22. Compiler

The compiler turns a network description into a loadable program through four phases: fusion to one compute operation, legalization to the hardware envelope, schedule and task-descriptor partition under the on-chip working set, and memory and direct-memory-access optimization. A frontend operation lowers to one or more backend anec.* operations, most one to one, with a convolution absorbing its bias, activation, padding, and dequantize into a single fused operation. An exported _ANECValidate{Op}Layer entry point checks each operation first, one of 50 per-layer validators among 55 _ANECValidate* exports, and a callable validator signals that an operation is reachable on the direct path. A validator that accepts does not guarantee code generation: top-k, sort, dynamic-slice, and three-dimensional convolution pass validation and fail backend lowering on the M1.

Pipeline

The compiler runs four phases in execution order, each listed in Table 22.1 with its job and the passes that represent it.

phase	job	representative passes
1. Fusion	collapse the graph to one fused compute operation	transpose fusion, bias and activation hoisting into conv and matmul, elementwise-copy elimination
2. Legalization	make the fused graph hardware-legal	dimension and rank legalization (rank `\le 5`), kernel-memory split, multi-segment graph cuts
3. Schedule and task-descriptor partition	linearize the graph and carve it into on-engine partitions	parallel-execution discovery, the greedy list scheduler, partition emission
4. Memory and direct-memory-access optimization	lay out buffers and streams	bank-conflict optimization, pad optimization, width-concat, weight packing

Table 22.1. The four compiler phases in execution order, each with its job and representative passes.

Each phase has a fixed job, and the phase structure decides what is free to emit and what costs a separate dispatch.
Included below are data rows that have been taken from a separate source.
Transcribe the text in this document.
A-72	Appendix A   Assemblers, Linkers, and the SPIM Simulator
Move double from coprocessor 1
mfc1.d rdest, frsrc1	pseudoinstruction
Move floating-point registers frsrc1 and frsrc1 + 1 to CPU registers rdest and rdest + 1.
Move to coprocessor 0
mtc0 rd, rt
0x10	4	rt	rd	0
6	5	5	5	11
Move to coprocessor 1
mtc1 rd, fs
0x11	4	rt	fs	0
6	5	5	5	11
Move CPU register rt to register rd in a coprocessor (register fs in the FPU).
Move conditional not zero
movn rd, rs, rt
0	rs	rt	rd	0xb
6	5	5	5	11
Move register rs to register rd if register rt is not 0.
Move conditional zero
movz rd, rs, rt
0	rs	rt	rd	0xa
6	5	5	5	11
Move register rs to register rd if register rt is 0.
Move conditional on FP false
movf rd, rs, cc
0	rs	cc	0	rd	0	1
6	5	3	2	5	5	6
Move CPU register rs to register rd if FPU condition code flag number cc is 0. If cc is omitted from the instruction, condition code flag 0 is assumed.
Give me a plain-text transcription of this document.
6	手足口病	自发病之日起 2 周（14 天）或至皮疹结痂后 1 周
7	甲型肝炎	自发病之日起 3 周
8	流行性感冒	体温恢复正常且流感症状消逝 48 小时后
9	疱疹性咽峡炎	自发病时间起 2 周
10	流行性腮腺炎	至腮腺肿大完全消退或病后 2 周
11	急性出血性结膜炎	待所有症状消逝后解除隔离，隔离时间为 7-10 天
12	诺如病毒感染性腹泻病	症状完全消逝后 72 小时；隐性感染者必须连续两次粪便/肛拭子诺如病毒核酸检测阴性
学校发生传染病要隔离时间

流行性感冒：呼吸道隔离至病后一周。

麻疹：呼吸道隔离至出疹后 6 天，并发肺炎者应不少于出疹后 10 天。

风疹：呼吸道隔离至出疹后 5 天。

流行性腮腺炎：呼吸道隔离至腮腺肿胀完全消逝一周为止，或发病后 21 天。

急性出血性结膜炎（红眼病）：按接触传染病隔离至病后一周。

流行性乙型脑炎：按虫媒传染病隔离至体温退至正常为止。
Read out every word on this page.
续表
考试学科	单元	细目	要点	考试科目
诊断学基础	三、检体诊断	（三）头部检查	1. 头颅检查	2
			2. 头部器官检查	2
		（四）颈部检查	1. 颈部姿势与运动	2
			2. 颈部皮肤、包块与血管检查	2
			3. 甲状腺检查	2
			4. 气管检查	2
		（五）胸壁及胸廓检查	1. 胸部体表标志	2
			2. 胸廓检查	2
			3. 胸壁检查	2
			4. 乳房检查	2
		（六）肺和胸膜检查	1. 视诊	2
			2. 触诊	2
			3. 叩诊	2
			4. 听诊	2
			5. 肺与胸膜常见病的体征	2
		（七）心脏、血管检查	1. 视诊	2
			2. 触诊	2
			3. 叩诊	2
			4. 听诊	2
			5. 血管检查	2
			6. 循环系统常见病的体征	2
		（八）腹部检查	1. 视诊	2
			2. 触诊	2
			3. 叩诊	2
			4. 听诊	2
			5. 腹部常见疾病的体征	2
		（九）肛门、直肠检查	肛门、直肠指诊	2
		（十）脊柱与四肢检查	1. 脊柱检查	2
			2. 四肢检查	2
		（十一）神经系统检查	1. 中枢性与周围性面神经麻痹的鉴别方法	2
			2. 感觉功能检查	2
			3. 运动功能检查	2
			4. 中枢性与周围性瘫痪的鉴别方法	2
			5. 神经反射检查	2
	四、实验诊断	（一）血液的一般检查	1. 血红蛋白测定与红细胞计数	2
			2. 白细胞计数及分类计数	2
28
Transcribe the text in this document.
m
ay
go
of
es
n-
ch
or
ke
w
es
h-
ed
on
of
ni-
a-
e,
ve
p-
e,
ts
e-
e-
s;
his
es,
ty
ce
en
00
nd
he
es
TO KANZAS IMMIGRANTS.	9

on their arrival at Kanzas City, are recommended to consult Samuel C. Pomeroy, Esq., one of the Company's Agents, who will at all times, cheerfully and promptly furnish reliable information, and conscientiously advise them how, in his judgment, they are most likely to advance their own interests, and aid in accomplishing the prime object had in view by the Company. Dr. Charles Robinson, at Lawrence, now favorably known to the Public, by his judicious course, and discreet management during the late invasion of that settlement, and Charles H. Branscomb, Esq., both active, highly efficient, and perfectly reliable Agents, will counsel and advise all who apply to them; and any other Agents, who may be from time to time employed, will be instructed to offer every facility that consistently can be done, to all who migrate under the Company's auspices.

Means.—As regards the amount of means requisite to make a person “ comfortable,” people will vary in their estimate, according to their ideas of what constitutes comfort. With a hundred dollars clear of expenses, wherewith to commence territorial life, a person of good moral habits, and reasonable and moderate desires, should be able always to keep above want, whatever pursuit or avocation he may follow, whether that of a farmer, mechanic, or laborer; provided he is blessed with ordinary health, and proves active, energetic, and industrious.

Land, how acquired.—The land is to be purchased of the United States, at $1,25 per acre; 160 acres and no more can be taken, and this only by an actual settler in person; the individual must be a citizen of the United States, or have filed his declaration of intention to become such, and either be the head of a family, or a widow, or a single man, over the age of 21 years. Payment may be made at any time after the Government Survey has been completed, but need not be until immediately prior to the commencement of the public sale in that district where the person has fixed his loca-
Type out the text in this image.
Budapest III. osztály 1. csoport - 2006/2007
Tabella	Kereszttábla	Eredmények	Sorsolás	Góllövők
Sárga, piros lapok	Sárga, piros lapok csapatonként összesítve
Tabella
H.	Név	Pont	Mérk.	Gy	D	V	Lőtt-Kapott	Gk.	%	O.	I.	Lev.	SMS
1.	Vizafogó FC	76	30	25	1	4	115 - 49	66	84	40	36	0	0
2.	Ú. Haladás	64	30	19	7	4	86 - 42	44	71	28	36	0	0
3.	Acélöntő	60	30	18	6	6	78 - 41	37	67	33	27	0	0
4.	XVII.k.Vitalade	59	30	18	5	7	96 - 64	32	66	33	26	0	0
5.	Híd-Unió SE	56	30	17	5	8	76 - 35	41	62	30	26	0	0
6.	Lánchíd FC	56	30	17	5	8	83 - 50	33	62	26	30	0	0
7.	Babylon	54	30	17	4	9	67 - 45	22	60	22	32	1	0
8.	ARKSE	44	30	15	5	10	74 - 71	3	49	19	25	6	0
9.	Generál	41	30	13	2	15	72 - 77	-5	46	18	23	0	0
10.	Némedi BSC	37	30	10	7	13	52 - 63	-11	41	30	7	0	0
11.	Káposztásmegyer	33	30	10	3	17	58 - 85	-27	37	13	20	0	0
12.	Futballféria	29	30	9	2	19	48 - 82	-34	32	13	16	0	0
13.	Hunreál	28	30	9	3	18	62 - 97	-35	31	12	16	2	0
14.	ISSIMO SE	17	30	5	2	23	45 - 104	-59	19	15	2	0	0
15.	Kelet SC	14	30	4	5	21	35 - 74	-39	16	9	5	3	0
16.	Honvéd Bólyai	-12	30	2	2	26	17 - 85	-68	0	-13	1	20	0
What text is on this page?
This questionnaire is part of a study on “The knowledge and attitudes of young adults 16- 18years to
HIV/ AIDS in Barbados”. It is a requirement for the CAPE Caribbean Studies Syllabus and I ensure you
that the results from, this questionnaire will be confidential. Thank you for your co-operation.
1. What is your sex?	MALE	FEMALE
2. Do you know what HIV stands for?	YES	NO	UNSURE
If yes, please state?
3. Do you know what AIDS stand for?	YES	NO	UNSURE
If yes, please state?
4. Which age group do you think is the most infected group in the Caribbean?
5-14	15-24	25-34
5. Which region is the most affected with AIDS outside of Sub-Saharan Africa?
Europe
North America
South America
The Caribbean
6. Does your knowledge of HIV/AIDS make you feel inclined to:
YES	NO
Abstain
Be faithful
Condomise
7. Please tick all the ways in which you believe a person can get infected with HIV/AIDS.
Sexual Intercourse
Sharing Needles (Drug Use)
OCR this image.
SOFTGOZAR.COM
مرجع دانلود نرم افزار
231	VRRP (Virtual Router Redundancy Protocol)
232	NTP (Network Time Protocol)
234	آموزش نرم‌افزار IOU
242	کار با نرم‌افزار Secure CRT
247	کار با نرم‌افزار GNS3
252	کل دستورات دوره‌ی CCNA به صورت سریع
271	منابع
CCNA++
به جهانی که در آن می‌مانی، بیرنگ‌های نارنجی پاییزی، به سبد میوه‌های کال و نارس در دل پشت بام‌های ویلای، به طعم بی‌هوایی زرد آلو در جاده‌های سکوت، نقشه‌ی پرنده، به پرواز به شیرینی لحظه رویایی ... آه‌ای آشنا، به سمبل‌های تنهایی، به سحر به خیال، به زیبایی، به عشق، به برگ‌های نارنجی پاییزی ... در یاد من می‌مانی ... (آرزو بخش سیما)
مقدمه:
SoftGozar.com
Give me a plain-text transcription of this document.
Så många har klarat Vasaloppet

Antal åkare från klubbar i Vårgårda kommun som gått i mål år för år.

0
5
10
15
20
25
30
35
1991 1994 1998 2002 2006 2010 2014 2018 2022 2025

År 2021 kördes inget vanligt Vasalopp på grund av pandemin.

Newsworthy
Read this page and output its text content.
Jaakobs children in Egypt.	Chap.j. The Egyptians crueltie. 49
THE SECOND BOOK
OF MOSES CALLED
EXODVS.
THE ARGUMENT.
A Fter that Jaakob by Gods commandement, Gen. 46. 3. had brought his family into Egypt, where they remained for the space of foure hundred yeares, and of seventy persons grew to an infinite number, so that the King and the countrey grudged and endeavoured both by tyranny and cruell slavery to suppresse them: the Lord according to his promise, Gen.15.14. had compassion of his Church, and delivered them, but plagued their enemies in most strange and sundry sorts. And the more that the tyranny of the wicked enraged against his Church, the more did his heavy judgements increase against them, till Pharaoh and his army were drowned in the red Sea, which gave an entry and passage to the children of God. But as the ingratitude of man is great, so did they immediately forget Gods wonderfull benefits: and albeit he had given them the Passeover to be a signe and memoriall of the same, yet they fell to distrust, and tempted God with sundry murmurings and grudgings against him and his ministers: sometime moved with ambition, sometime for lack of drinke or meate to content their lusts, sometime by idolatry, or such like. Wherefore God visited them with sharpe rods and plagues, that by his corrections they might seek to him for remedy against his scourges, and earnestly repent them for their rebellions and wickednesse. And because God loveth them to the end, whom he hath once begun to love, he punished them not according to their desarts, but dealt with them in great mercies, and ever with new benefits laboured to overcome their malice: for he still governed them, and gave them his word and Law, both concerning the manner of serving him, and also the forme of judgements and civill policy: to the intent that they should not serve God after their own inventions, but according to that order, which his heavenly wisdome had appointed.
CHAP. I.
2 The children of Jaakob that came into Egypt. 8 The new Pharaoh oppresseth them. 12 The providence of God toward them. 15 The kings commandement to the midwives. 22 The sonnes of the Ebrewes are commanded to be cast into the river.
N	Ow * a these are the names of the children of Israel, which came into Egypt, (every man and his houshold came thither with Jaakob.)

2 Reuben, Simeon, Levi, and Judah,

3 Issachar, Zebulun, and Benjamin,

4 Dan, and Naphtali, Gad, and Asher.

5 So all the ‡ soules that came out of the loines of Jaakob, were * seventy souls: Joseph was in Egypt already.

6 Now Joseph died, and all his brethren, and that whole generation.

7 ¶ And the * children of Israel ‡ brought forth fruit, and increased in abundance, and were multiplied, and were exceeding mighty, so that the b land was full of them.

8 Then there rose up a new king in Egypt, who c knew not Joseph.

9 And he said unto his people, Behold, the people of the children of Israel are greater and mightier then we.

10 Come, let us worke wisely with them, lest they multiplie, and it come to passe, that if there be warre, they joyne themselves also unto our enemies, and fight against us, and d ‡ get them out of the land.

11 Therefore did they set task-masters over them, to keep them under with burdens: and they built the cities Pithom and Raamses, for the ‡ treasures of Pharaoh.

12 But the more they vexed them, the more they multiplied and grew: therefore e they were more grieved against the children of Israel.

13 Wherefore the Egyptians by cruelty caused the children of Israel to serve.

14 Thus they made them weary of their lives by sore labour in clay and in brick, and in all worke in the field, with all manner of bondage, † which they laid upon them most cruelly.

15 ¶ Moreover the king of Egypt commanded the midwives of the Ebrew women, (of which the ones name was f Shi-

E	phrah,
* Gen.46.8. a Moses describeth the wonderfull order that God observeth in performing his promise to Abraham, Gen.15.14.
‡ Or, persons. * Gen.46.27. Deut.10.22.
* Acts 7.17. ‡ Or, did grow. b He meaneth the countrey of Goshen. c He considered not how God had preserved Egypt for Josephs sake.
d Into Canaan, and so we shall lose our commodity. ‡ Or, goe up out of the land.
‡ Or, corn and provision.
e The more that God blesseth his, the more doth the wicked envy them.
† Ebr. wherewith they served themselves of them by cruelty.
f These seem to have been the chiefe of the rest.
The figure 22.1 traces the same pipeline as a dataflow, from the network description through the intermediate forms to the loadable program on the engine.

flowchart TB
    NET["Network
description"] --> MIL["MIL"] --> ANEC["anec IR"] --> SCH["Schedule and
task-descriptor partition"] --> E5["Program format
.e5 and .hwx"] --> SIL["Engine silicon"]
    style ANEC fill:#22323f,stroke:#6fa8c9
    style SIL fill:#2a2f34,stroke:#8a98a6

Figure 22.1. The compile pipeline from a network description to the loadable program.

Phase 1 collapses the whole graph to a single compute operation. Transposes are free: they fold into the adjacent operation or route to the dedicated transpose engine rather than becoming a separate dispatch. A bias add and an activation that follow a convolution or a matrix multiply hoist into that operation, so conv + bias + relu and matmul + bias + gelu each become one fused operation rather than three.

Phase 2 enforces the hardware envelope. Tensor rank is capped at five, per-dimension maxima apply, and an operation whose coefficients exceed the per-buffer kernel-memory cap is tiled or split. The compiler cuts a graph that cannot run as one segment into several at bridge operations.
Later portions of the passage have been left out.